Lundi, le régulateur américain des télécoms (FTC) a en outre proposé d’interdire aux opérateurs nationaux l’achat d’équipements de Huawei et ZTE avec de l’argent public, et de retirer tous ceux déjà installés par ces deux groupes afin de « protéger les réseaux de communication du pays ».  

Pendant ce temps, Huawei prend de l’avance dans l’internet 5G, dont le débit est 100 fois plus rapide que les réseaux 4G existants.

Les trois principaux opérateurs de téléphonie en Chine ont lancé vendredi la commercialisation dans 50 villes du pays de services 5G. Et Huawei a signé une soixantaine de contrats avec des opérateurs et livré 400 000 antennes 5G dans le monde pour déployer sa technologie.

Trois questions à Joy Tan.

Quelle est votre réaction à la proposition de l’autorité américaine des télécoms ?

Nous comprenons les inquiétudes de l’administration américaine mais les États-Unis n’ont jamais fourni de preuves que Huawei posait la moindre menace en matière de sécurité.  

Mais nous sommes dans les télécoms depuis plus de 30 ans, nous travaillons avec plus de 500 opérateurs sur la planète, nous connectons plus de 3 milliards de personnes, et nous n’avons jamais eu d’incident de cybersécurité majeur.

La dernière proposition de la FTC, qui cible des entreprises en fonction de leur pays d’origine, ne va pas rendre les réseaux américains plus sûrs. Cela va surtout affecter les opérateurs des zones rurales américaines, les endroits les moins bien desservis, et donc agrandir le fossé numérique et ralentir le développement économique.

Nos fournisseurs américains de composants, comme Intel, Qualcomm, Micron, etc., sont aussi touchés à court terme. Nous leur achetons pour 11 milliards de dollars de produits et services chaque année, cela représente environ 40-50 000 emplois… Nous espérons qu’ils ne sont pas en danger.

Comment se passe le déploiement de la 5G ?

Les utilisateurs bénéficient de vitesses beaucoup plus rapides et les opérateurs génèrent de nouveaux revenus. En Corée du Sud, 6 mois après le lancement, il y a déjà 3,5 millions de personnes qui se servent d’appareils 5 G. Les applications de réalité virtuelle et de réalité augmentée sont de plus en plus utilisées.  

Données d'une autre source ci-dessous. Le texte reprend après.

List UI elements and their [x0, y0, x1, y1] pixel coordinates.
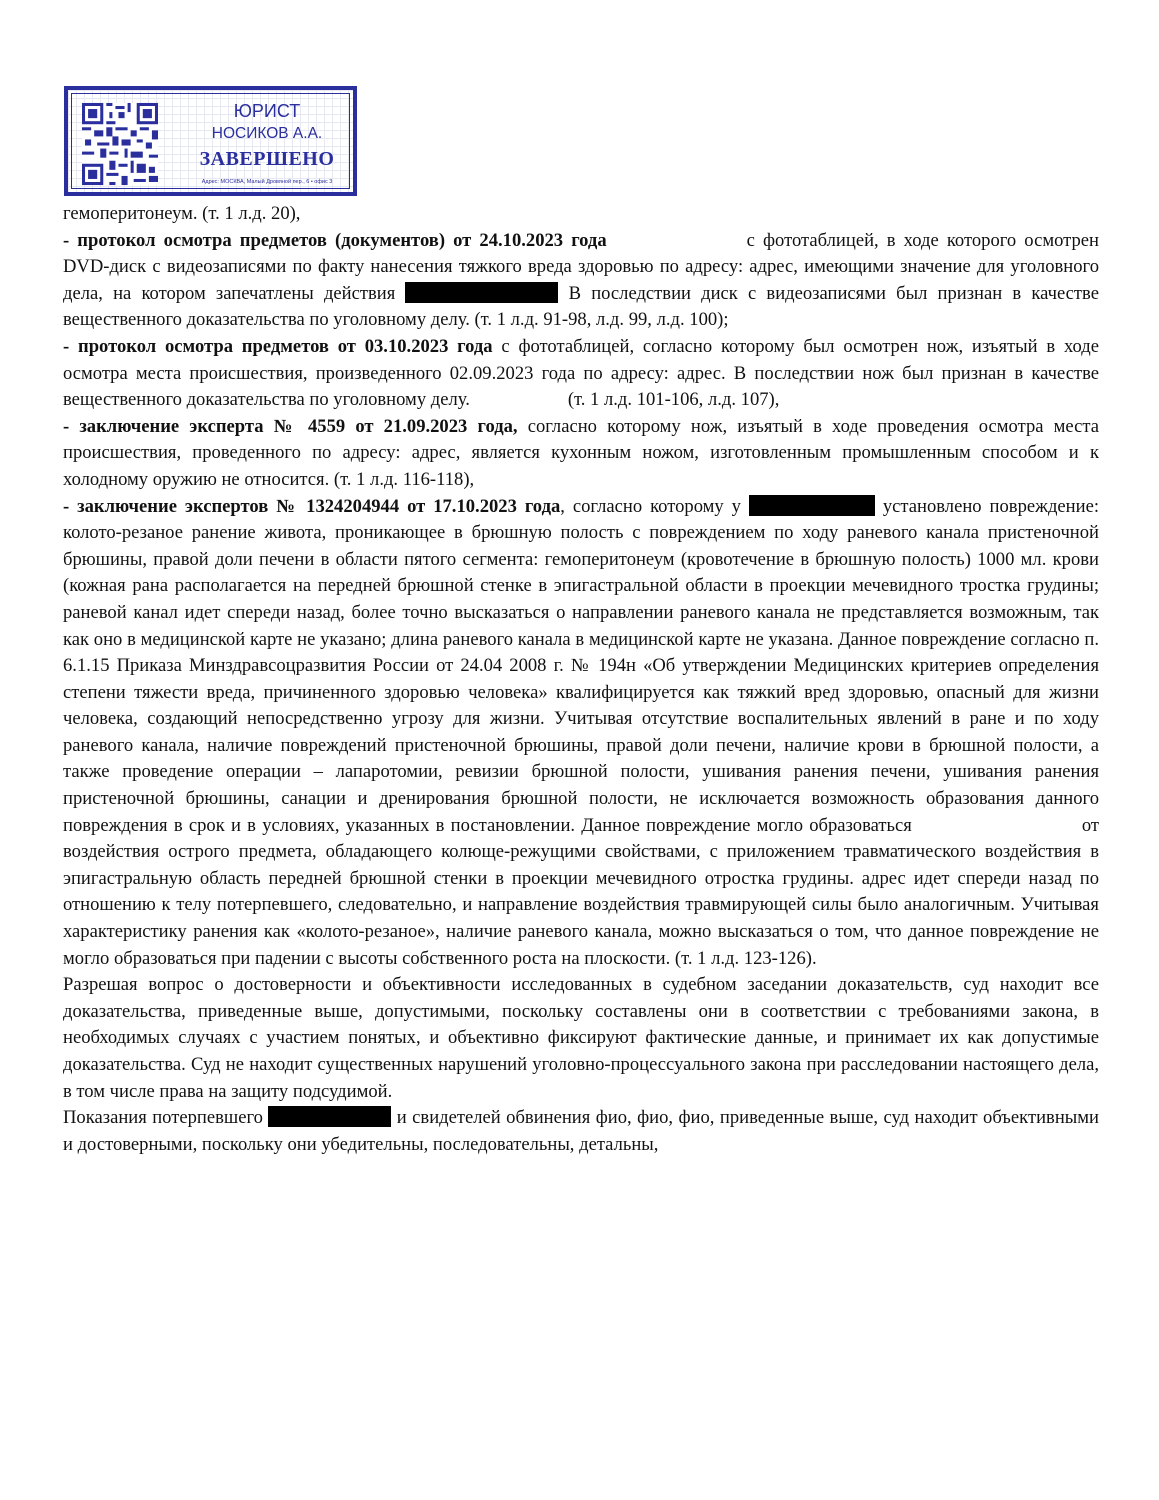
stamp-name: НОСИКОВ А.А. — [177, 125, 357, 143]
testimony-text: Показания потерпевшего — [63, 1107, 263, 1128]
stamp-address: Адрес: МОСКВА, Малый Дровяной пер., 6 • … — [167, 179, 367, 185]
evidence-item-expert-1324204944: - заключение экспертов № 1324204944 от 1… — [63, 494, 1099, 973]
redacted-name — [268, 1106, 391, 1127]
evidence-text: (т. 1 л.д. 101-106, л.д. 107), — [568, 389, 780, 410]
evidence-text: установлено повреждение: колото-резаное … — [63, 496, 1099, 836]
stamp-profession: ЮРИСТ — [177, 101, 357, 122]
evidence-item-dvd-protocol: - протокол осмотра предметов (документов… — [63, 228, 1099, 334]
paragraph-continuation: гемоперитонеум. (т. 1 л.д. 20), — [63, 201, 1099, 228]
evidence-text: , согласно которому у — [560, 496, 741, 517]
evidence-item-knife-protocol: - протокол осмотра предметов от 03.10.20… — [63, 334, 1099, 414]
redacted-name — [405, 282, 558, 303]
redacted-name — [749, 495, 875, 516]
qr-code-icon — [82, 102, 158, 186]
evidence-title: - протокол осмотра предметов от 03.10.20… — [63, 336, 493, 357]
document-body: гемоперитонеум. (т. 1 л.д. 20), - проток… — [63, 201, 1099, 1158]
stamp-status: ЗАВЕРШЕНО — [177, 148, 357, 171]
testimony-paragraph: Показания потерпевшего и свидетелей обви… — [63, 1105, 1099, 1158]
evidence-title: - заключение экспертов № 1324204944 от 1… — [63, 496, 560, 517]
evidence-item-expert-4559: - заключение эксперта № 4559 от 21.09.20… — [63, 414, 1099, 494]
evidence-text: от воздействия острого предмета, обладаю… — [63, 815, 1099, 969]
stamp-inner-border: ЮРИСТ НОСИКОВ А.А. ЗАВЕРШЕНО Адрес: МОСК… — [71, 93, 350, 189]
court-assessment-paragraph: Разрешая вопрос о достоверности и объект… — [63, 972, 1099, 1105]
lawyer-stamp: ЮРИСТ НОСИКОВ А.А. ЗАВЕРШЕНО Адрес: МОСК… — [64, 86, 357, 196]
evidence-title: - протокол осмотра предметов (документов… — [63, 230, 607, 251]
evidence-title: - заключение эксперта № 4559 от 21.09.20… — [63, 416, 518, 437]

Ces utilisateurs consomment en moyenne 1,3 Gigaoctets chacun par jour, contre 4 à 5 Gigaoctets par personne et par mois, d’ordinaire.

En Chine, la 5G est arrivée beaucoup plus vite que prévu. Nous continuons à expédier beaucoup d’antennes et nous commençons à voir apparaître des applications industrielles.  

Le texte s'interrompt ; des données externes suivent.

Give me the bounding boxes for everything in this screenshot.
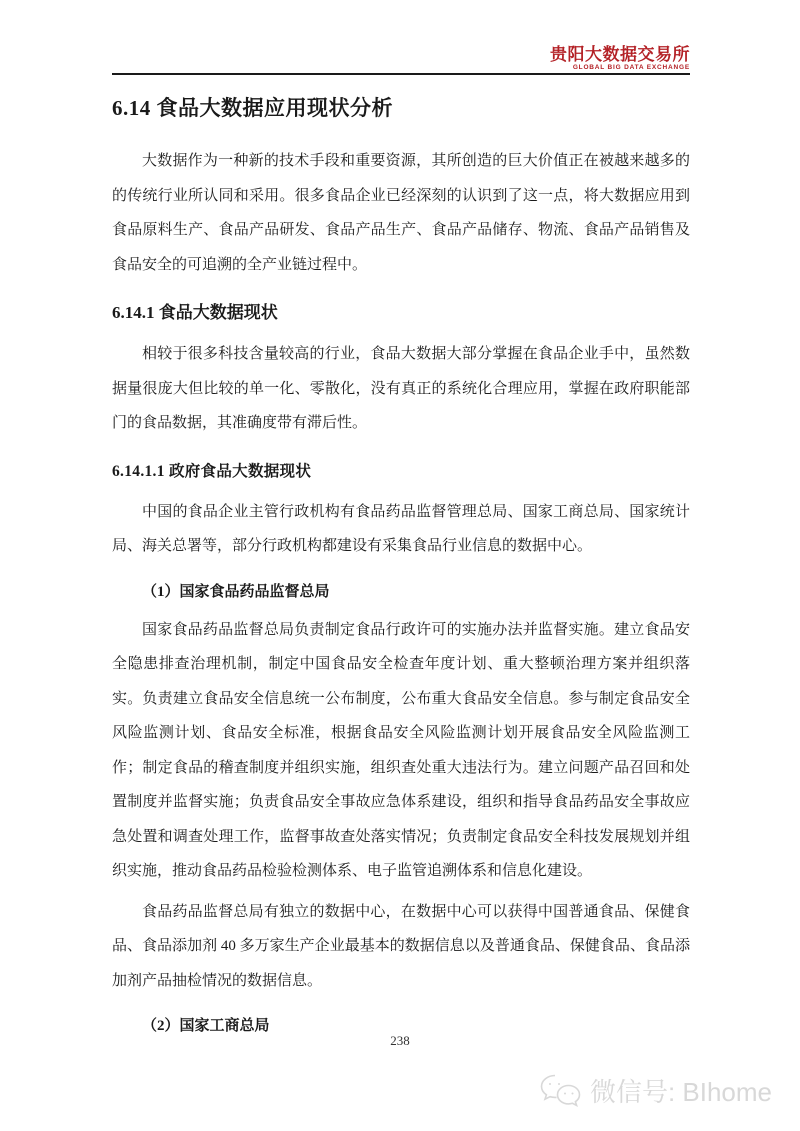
wechat-icon: [538, 1073, 582, 1109]
header-divider: [112, 73, 690, 75]
paragraph-6-14-1: 相较于很多科技含量较高的行业，食品大数据大部分掌握在食品企业手中，虽然数据量很庞…: [112, 337, 690, 441]
paragraph-6-14-1-1: 中国的食品企业主管行政机构有食品药品监督管理总局、国家工商总局、国家统计局、海关…: [112, 495, 690, 564]
intro-paragraph: 大数据作为一种新的技术手段和重要资源，其所创造的巨大价值正在被越来越多的的传统行…: [112, 144, 690, 282]
subheading-item-2: （2）国家工商总局: [112, 1014, 690, 1035]
document-body: 6.14 食品大数据应用现状分析 大数据作为一种新的技术手段和重要资源，其所创造…: [112, 92, 690, 1047]
exchange-logo: 贵阳大数据交易所 GLOBAL BIG DATA EXCHANGE: [550, 46, 690, 72]
item-1-paragraph-2: 食品药品监督总局有独立的数据中心，在数据中心可以获得中国普通食品、保健食品、食品…: [112, 895, 690, 999]
document-page: 贵阳大数据交易所 GLOBAL BIG DATA EXCHANGE 6.14 食…: [0, 0, 800, 1131]
watermark-label: 微信号: BIhome: [590, 1072, 772, 1109]
heading-6-14-1: 6.14.1 食品大数据现状: [112, 298, 690, 323]
page-number: 238: [0, 1033, 800, 1049]
item-1-paragraph-1: 国家食品药品监督总局负责制定食品行政许可的实施办法并监督实施。建立食品安全隐患排…: [112, 613, 690, 889]
page-header: 贵阳大数据交易所 GLOBAL BIG DATA EXCHANGE: [0, 0, 800, 80]
logo-title: 贵阳大数据交易所: [550, 46, 690, 63]
wechat-watermark: 微信号: BIhome: [538, 1072, 772, 1109]
logo-subtitle: GLOBAL BIG DATA EXCHANGE: [550, 65, 690, 72]
section-title: 6.14 食品大数据应用现状分析: [112, 92, 690, 122]
heading-6-14-1-1: 6.14.1.1 政府食品大数据现状: [112, 459, 690, 481]
subheading-item-1: （1）国家食品药品监督总局: [112, 580, 690, 601]
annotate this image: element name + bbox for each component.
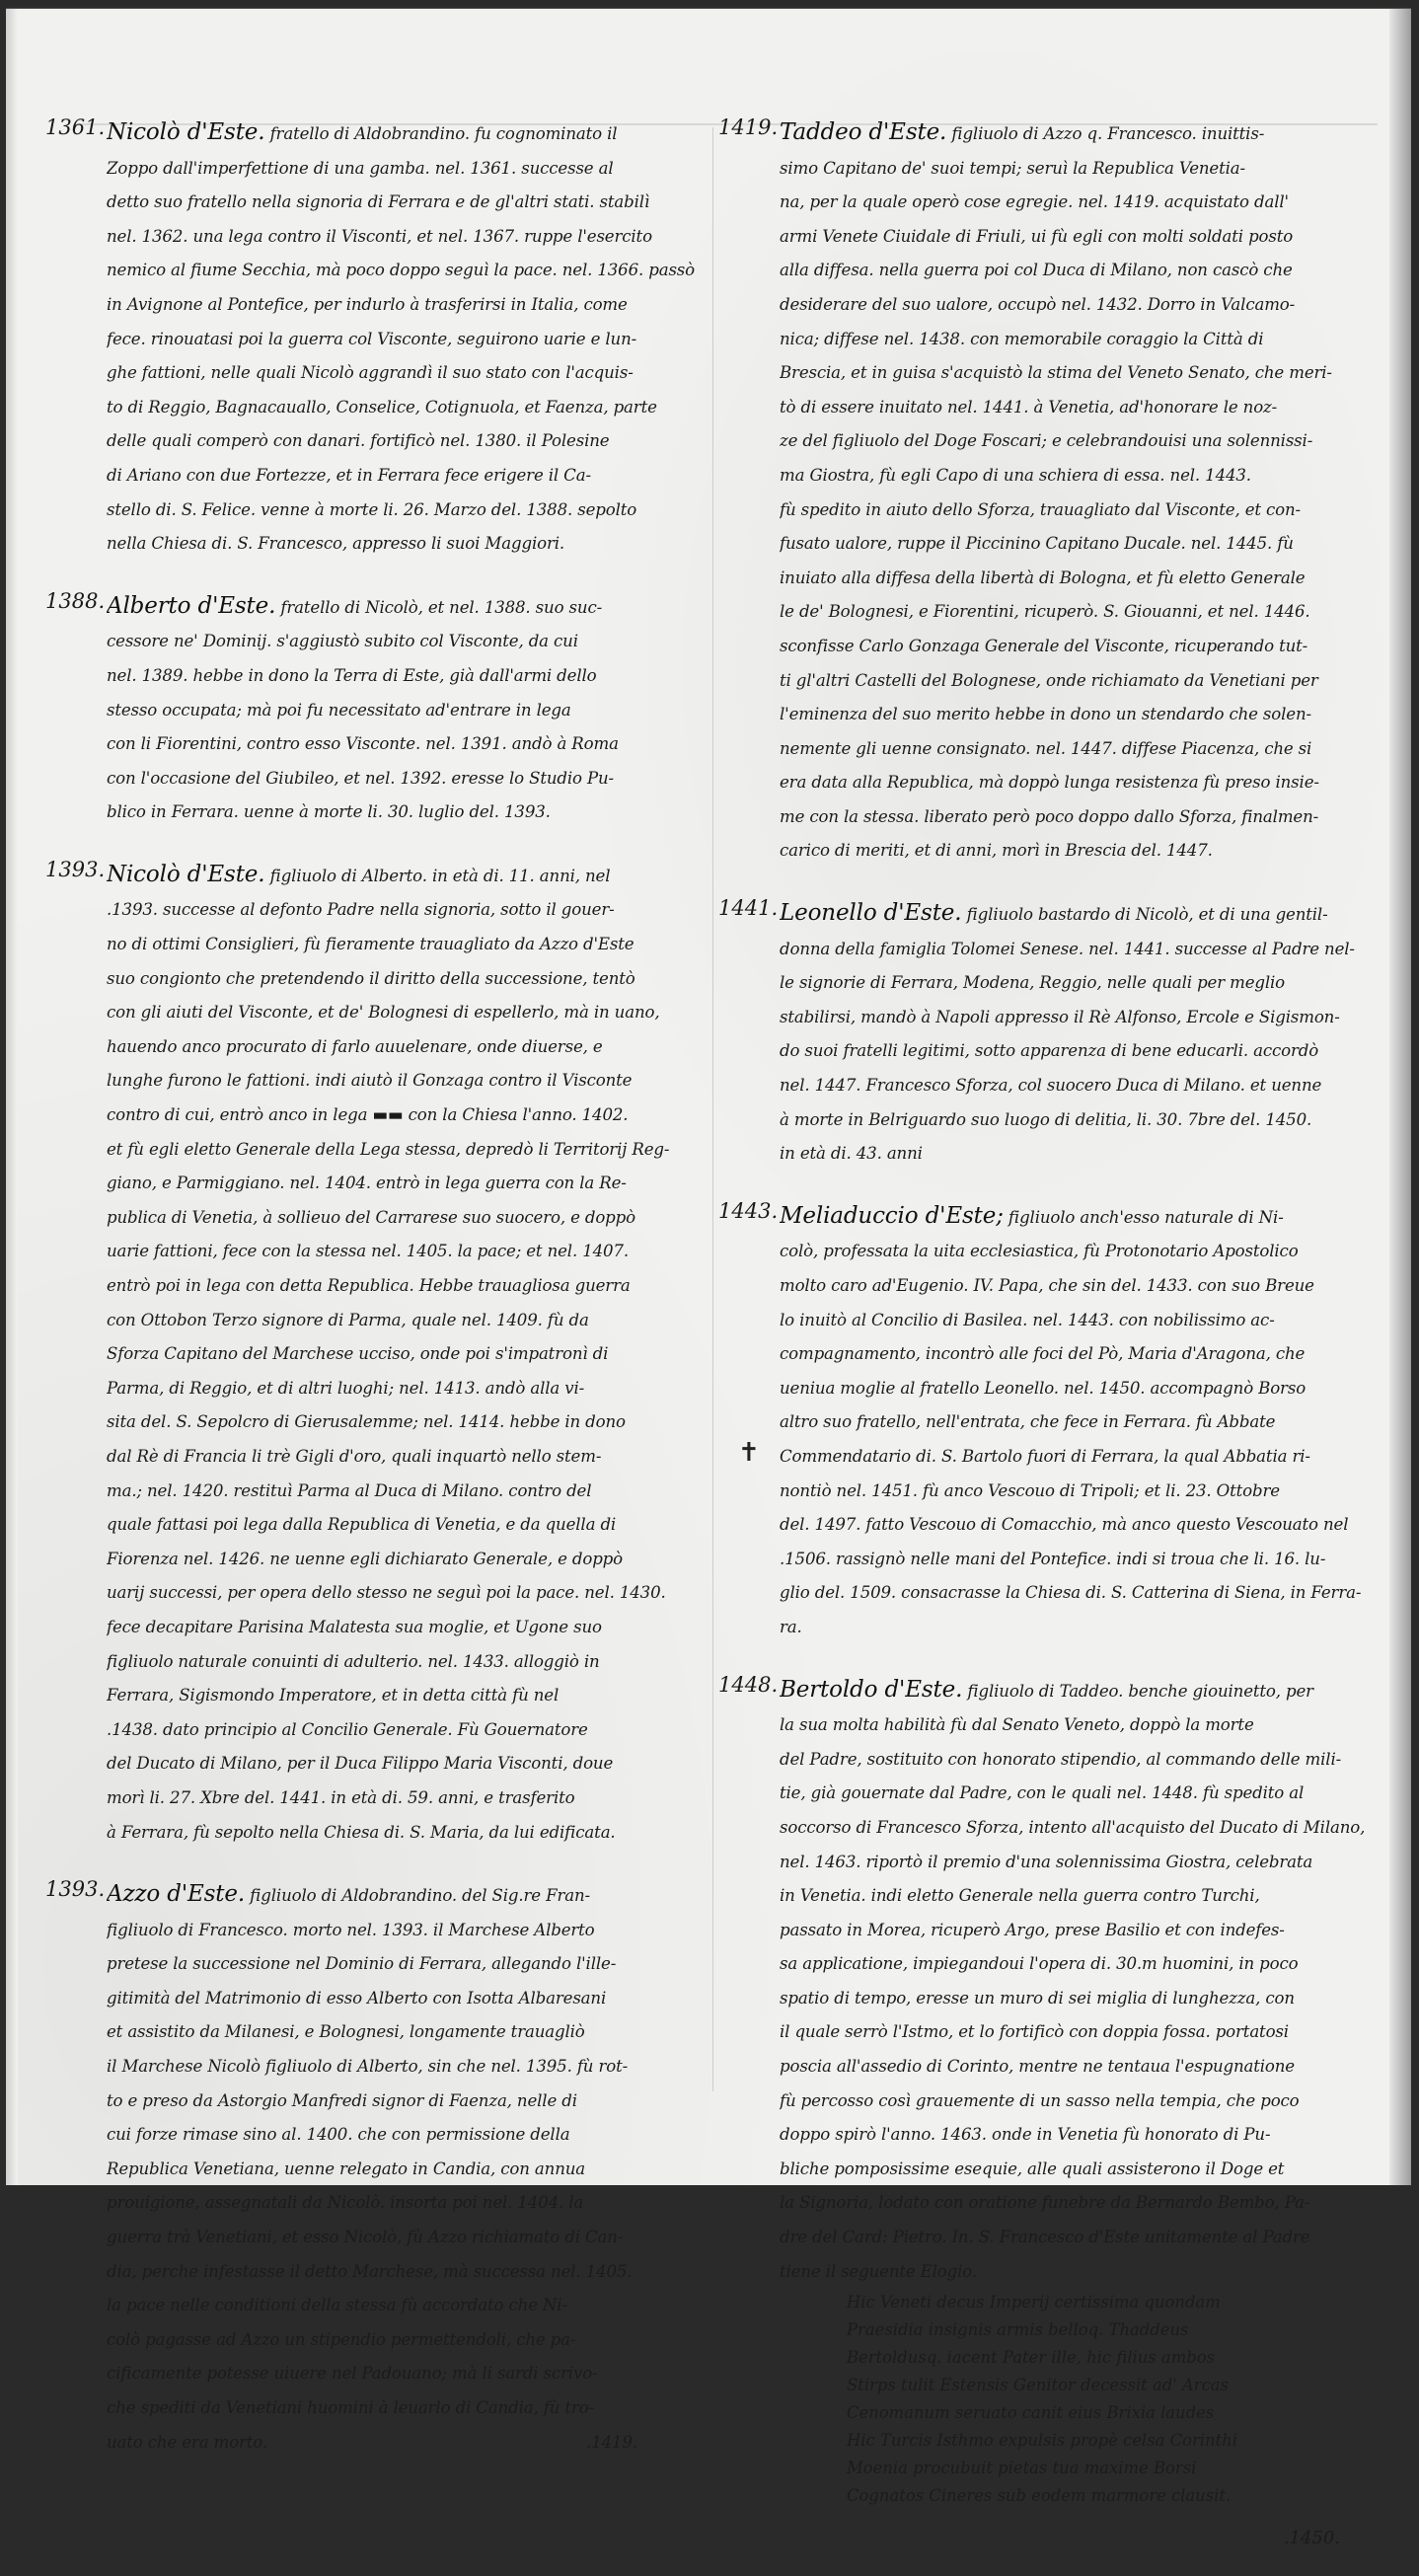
entry-text: Leonello d'Este. figliuolo bastardo di N… <box>780 896 1370 1172</box>
entry-name: Nicolò d'Este. <box>107 119 264 145</box>
entry-text: Nicolò d'Este. figliuolo di Alberto. in … <box>107 858 697 1850</box>
entry-text: Azzo d'Este. figliuolo di Aldobrandino. … <box>107 1877 697 2190</box>
entry-taddeo-1419: 1419. Taddeo d'Este. figliuolo di Azzo q… <box>718 115 1370 869</box>
manuscript-page: 1361. Nicolò d'Este. fratello di Aldobra… <box>6 8 1411 2185</box>
entry-name: Azzo d'Este. <box>107 1881 245 1907</box>
entry-name: Alberto d'Este. <box>107 593 275 619</box>
entry-nicolo-1361: 1361. Nicolò d'Este. fratello di Aldobra… <box>45 115 697 562</box>
entry-text: Alberto d'Este. fratello di Nicolò, et n… <box>107 589 697 830</box>
entry-name: Nicolò d'Este. <box>107 862 264 887</box>
entry-bertoldo-1448: 1448. Bertoldo d'Este. figliuolo di Tadd… <box>718 1673 1370 2190</box>
column-divider <box>712 127 713 2091</box>
entry-year: 1393. <box>45 1877 103 1901</box>
entry-name: Leonello d'Este. <box>780 900 961 926</box>
entry-text: Nicolò d'Este. fratello di Aldobrandino.… <box>107 115 697 562</box>
entry-year: 1443. <box>718 1199 776 1223</box>
entry-text: Taddeo d'Este. figliuolo di Azzo q. Fran… <box>780 115 1370 869</box>
entry-name: Meliaduccio d'Este; <box>780 1203 1004 1229</box>
entry-nicolo-1393: 1393. Nicolò d'Este. figliuolo di Albert… <box>45 858 697 1850</box>
entry-alberto-1388: 1388. Alberto d'Este. fratello di Nicolò… <box>45 589 697 830</box>
cross-mark-icon: ✝ <box>738 1438 760 1468</box>
page-edge-right <box>1389 9 1411 2185</box>
entry-name: Bertoldo d'Este. <box>780 1677 962 1703</box>
entry-text: Bertoldo d'Este. figliuolo di Taddeo. be… <box>780 1673 1370 2190</box>
entry-leonello-1441: 1441. Leonello d'Este. figliuolo bastard… <box>718 896 1370 1172</box>
entry-year: 1388. <box>45 589 103 613</box>
entry-year: 1419. <box>718 115 776 139</box>
page-edge-left <box>6 9 18 2185</box>
entry-name: Taddeo d'Este. <box>780 119 946 145</box>
left-column: 1361. Nicolò d'Este. fratello di Aldobra… <box>45 115 697 2190</box>
entry-year: 1393. <box>45 858 103 881</box>
entry-year: 1361. <box>45 115 103 139</box>
entry-azzo-1393: 1393. Azzo d'Este. figliuolo di Aldobran… <box>45 1877 697 2190</box>
entry-year: 1441. <box>718 896 776 920</box>
right-column: 1419. Taddeo d'Este. figliuolo di Azzo q… <box>718 115 1370 2190</box>
entry-meliaduccio-1443: 1443. ✝ Meliaduccio d'Este; figliuolo an… <box>718 1199 1370 1645</box>
entry-text: Meliaduccio d'Este; figliuolo anch'esso … <box>780 1199 1370 1645</box>
entry-year: 1448. <box>718 1673 776 1697</box>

Avec China Mobile (le plus grand opérateur au monde en termes d’abonnés, NDLR), nous avons lancé des camions 5G sans conducteur pour les compagnies minières en Mongolie. Ils sont plus rapides (35 km/h au lieu de 10 km/h), plus sûrs et ils permettent de réaliser des économies de l’ordre de 160 000 dollars par camion et par an.

Huawei avance très vite dans la 5G, nous estimons avoir accumulé une avance de 12-18 mois sur nos concurrents. Nos antennes 5G les plus récentes sont livrées sans aucun composant américain, donc nous ne dépendons plus des États-Unis pour les composants.  

Pourquoi ne pas vous passer des États-Unis ?

Si le gouvernement américain autorise les grands fournisseurs à nous livrer des composants, nous continuerons à en acheter, même si nous avons nos propres solutions et alternatives.

En termes de systèmes d’exploitation, nous avons lancé Harmony OS [alternative au système Android de Google, NDLR]. C’est un système léger, compact et puissant, nous l’utilisons pour les objets connectés, comme les montres, les écrans, les enceintes… tout l’écosystème Huawei.  

Nous voulons continuer à travailler avec Google, donc nous espérons qu’ils vont obtenir une licence temporaire du gouvernement américain pour pouvoir continuer à nous fournir, mais sinon nous installerons Harmony sur nos téléphones intelligents aussi.

Le principe de Huawei a toujours été d’innover en collaborant avec les meilleurs, or les États-Unis ont les meilleures innovations et entreprises.

Notre fondateur, Ren Zhengfei, a proposé de vendre des brevets de notre technologie 5G à des entreprises américaines, pour favoriser l’innovation et la compétition dans l’industrie. Cela permettrait aussi d’apaiser certaines inquiétudes du gouvernement américain.  

Certaines entreprises sont intéressées et sont en discussion avec Huawei.